On a high level, the workflow can be described as shown in the following image:

IBM Storage Defender sensor operation on-premises

1. When installed, the sensors use file system and operating system interfaces to collect information about operations on file system objects.
2. While collecting this information, sensors analyze this information to identify anomalies for operations on file system objects.
3. Frequently, heartbeat information is sent to the IBM Storage Defender connection manager to signalize that the sensor is active.
4. When anomalies are detected, the related information is sent to the IBM Storage Defender connection manager. A single connection manager can have many sensors that report data to it.

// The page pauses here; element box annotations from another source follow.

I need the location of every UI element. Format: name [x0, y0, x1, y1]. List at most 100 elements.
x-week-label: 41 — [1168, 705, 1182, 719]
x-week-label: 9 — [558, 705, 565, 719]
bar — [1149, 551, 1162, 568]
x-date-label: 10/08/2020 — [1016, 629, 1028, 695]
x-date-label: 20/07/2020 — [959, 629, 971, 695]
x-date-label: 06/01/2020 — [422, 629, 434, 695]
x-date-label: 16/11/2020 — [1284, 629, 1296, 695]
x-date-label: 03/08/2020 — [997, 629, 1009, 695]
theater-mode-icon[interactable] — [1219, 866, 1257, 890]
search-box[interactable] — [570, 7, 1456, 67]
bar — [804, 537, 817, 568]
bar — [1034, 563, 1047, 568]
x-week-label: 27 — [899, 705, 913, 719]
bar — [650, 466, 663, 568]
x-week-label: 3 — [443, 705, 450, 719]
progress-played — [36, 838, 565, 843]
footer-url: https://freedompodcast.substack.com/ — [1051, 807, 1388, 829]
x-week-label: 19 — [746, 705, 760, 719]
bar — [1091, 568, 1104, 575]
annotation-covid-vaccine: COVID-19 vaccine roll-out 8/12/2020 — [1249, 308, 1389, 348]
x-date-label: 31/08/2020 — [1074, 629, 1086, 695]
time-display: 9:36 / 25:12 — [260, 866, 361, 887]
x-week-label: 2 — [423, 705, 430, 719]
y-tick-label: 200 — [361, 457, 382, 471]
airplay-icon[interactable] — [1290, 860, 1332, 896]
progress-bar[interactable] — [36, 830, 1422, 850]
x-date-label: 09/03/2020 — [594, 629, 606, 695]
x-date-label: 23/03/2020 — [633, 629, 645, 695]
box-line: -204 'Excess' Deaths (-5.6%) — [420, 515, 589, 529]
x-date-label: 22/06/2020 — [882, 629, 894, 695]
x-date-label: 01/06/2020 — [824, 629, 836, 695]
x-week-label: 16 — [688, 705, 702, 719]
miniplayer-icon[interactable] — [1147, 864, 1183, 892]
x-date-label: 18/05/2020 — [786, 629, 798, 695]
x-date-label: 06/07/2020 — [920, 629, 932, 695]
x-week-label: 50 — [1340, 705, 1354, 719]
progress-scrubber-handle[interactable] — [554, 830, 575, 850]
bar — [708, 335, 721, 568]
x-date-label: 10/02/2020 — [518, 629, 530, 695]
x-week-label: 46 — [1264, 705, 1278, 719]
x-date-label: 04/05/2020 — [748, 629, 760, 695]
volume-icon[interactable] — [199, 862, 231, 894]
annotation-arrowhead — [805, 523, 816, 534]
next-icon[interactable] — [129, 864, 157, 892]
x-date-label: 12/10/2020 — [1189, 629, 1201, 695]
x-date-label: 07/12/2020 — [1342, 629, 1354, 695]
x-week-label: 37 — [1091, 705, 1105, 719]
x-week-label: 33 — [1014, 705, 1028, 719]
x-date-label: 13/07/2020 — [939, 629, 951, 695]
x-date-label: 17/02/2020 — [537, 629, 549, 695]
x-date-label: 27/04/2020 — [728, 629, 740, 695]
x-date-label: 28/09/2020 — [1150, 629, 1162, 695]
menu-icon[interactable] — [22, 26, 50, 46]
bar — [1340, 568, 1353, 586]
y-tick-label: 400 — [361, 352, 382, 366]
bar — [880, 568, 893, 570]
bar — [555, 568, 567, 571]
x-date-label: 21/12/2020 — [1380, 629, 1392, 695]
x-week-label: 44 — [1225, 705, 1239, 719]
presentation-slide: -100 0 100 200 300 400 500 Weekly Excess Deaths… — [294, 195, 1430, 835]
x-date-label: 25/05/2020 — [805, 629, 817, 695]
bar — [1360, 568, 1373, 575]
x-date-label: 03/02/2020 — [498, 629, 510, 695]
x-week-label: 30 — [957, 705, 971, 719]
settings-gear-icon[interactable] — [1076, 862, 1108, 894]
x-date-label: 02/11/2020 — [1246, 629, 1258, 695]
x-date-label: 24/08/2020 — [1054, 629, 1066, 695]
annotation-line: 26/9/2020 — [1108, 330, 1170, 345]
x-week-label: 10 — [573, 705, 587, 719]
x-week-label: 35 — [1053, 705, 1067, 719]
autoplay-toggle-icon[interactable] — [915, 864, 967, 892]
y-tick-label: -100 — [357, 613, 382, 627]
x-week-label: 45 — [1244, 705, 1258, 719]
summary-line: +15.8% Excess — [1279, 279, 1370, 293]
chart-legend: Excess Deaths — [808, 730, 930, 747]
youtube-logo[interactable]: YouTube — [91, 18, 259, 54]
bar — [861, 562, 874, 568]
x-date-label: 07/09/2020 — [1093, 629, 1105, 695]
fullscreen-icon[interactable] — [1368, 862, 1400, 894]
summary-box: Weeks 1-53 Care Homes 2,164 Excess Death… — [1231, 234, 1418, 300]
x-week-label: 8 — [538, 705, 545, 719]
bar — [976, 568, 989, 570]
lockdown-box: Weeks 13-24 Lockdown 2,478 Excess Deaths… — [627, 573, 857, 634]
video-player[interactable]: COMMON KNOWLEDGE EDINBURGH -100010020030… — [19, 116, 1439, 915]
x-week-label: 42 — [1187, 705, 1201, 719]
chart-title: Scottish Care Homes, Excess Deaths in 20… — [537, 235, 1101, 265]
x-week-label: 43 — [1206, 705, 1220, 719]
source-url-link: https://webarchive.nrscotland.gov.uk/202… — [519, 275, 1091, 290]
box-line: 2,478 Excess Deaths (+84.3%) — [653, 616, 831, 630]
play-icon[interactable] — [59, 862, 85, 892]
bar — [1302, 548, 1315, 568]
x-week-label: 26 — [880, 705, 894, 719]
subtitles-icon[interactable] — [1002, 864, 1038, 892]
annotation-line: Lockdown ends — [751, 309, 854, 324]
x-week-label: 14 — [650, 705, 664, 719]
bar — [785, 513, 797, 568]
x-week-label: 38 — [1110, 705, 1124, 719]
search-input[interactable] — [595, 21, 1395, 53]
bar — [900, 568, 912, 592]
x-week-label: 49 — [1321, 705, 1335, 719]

For more information about installing the sensor on-premises, see the Sensor control nodes section.

IBM Storage Defender sensor operation off-premises

1. The IBM Storage Defender connection manager reports the sensor data that is collected on premises to the IBM Storage Defender Data Resiliency Service.
2. The Data Resiliency Service correlates the information with recovery groups in your tenant.
3. When sensor heartbeat information is missing or when an anomaly is detected for file system object data operations, a case is opened for the related recovery group.
4. Depending on your notification settings, you are notified about the new case.